In [33]:
import wmfdata as wmf
from wmfdata.utils import pd_display_all

## Non-main-namespace page views
In July 2022, we fixed a Wikipedia Preview bug ([T313596](https://phabricator.wikimedia.org/T313596)) which meant that previews of non-main-namespace pages were not counted.
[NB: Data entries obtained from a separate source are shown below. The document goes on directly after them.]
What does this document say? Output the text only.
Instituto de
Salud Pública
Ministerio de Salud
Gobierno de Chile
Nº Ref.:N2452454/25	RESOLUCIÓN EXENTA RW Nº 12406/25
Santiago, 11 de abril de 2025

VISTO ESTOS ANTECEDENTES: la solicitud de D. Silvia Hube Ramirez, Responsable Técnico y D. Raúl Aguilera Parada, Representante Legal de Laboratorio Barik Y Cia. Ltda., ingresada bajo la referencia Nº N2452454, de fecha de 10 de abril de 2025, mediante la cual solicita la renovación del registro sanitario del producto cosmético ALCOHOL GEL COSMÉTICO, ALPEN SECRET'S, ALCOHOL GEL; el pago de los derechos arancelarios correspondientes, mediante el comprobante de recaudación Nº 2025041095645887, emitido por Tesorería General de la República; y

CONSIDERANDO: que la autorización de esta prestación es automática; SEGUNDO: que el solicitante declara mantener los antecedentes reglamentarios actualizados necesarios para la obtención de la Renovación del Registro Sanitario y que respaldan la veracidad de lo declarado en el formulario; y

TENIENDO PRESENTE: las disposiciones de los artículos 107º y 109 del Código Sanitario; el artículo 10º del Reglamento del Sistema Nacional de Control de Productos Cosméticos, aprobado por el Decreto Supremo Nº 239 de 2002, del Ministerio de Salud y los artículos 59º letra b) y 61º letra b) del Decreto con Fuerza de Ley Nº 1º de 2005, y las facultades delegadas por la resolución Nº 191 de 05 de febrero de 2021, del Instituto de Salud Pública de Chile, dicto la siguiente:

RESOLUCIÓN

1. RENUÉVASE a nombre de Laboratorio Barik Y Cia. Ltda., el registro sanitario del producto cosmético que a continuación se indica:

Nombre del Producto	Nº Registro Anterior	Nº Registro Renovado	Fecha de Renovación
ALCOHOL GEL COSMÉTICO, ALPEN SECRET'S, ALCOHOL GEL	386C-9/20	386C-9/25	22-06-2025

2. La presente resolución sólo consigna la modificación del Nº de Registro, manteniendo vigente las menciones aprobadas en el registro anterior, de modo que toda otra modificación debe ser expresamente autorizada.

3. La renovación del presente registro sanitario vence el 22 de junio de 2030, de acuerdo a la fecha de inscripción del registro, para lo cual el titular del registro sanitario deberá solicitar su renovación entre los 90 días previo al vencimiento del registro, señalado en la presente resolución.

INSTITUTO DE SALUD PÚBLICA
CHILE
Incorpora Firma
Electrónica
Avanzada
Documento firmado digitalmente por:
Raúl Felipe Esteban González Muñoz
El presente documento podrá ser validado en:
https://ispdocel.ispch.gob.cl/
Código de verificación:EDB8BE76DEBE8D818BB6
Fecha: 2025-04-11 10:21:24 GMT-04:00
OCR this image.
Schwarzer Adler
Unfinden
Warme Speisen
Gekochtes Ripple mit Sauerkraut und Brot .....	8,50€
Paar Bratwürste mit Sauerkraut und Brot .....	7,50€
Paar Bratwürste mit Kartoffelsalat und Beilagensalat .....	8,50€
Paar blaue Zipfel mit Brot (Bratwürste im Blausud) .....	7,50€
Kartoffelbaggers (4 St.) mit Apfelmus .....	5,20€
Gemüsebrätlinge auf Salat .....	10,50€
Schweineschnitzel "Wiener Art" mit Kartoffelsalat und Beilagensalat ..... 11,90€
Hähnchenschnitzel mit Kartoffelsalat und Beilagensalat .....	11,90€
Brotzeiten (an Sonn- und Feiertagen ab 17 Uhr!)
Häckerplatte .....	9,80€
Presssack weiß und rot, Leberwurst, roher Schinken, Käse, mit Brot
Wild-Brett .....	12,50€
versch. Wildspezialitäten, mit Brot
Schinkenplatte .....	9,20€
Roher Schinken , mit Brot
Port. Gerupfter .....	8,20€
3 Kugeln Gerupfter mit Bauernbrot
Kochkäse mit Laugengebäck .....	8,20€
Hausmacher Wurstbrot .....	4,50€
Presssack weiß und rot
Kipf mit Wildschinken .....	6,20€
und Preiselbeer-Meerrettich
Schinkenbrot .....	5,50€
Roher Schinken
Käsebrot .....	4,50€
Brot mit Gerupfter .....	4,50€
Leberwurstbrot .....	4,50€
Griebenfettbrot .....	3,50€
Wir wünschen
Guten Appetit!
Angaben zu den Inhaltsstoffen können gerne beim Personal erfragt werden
Now that the Wikimedia sites that were linking to a lot of such pages have been updated to the new version, does the data look more correct? We would expect to see a _decrease_ in the clickthrough rate.

Old data:


In [2]:
wmf.presto.run("""
    SELECT
        referer_host,
        device_type,
        SUM(previews) AS previews,
        SUM(pageviews) AS pageviews,
        CAST(SUM(pageviews) AS REAL) / CAST(SUM(previews) AS REAL) AS clickthrough_rate
    FROM wmf_product.wikipediapreview_stats
    WHERE
        year = 2022
        AND month = 6
        AND referer_host IN ('diff.wikimedia.org', 'wikimediafoundation.org')
    GROUP BY
        referer_host,
        device_type
    ORDER BY
        referer_host,
        device_type
""")

Unnamed: 0,referer_host,device_type,previews,pageviews,clickthrough_rate
0,diff.wikimedia.org,non-touch,2740,16,0.005839
1,diff.wikimedia.org,touch,493,298,0.604463
2,wikimediafoundation.org,non-touch,2958,27,0.009128
3,wikimediafoundation.org,touch,589,1136,1.928693


New data:

In [2]:
wmf.presto.run("""
    SELECT
        referer_host,
        device_type,
        SUM(previews) AS previews,
        SUM(pageviews) AS pageviews,
        CAST(SUM(pageviews) AS REAL) / CAST(SUM(previews) AS REAL) AS clickthrough_rate
    FROM wmf_product.wikipediapreview_stats
    WHERE
        year = 2023
        AND month = 2
        AND referer_host IN ('diff.wikimedia.org', 'wikimediafoundation.org')
    GROUP BY
        referer_host,
        device_type
    ORDER BY
        referer_host,
        device_type
""")

Unnamed: 0,referer_host,device_type,previews,pageviews,clickthrough_rate
0,diff.wikimedia.org,non-touch,4201,20,0.004761
1,diff.wikimedia.org,touch,416,234,0.5625
2,wikimediafoundation.org,non-touch,7976,50,0.006269
3,wikimediafoundation.org,touch,1812,995,0.549117


Well, unfortunately, neither the new data nor the old looks correct. But most of that is because the most common pageview path on non-touch devices is not instrumented in the version these sites are using ([T317171](https://phabricator.wikimedia.org/T317171)). And we do see a substantial increase in previews at wikimediafoundation.org which has some particularly prominent non-main-namespace links, so it seems like yes, we are seeing the effects of the fix.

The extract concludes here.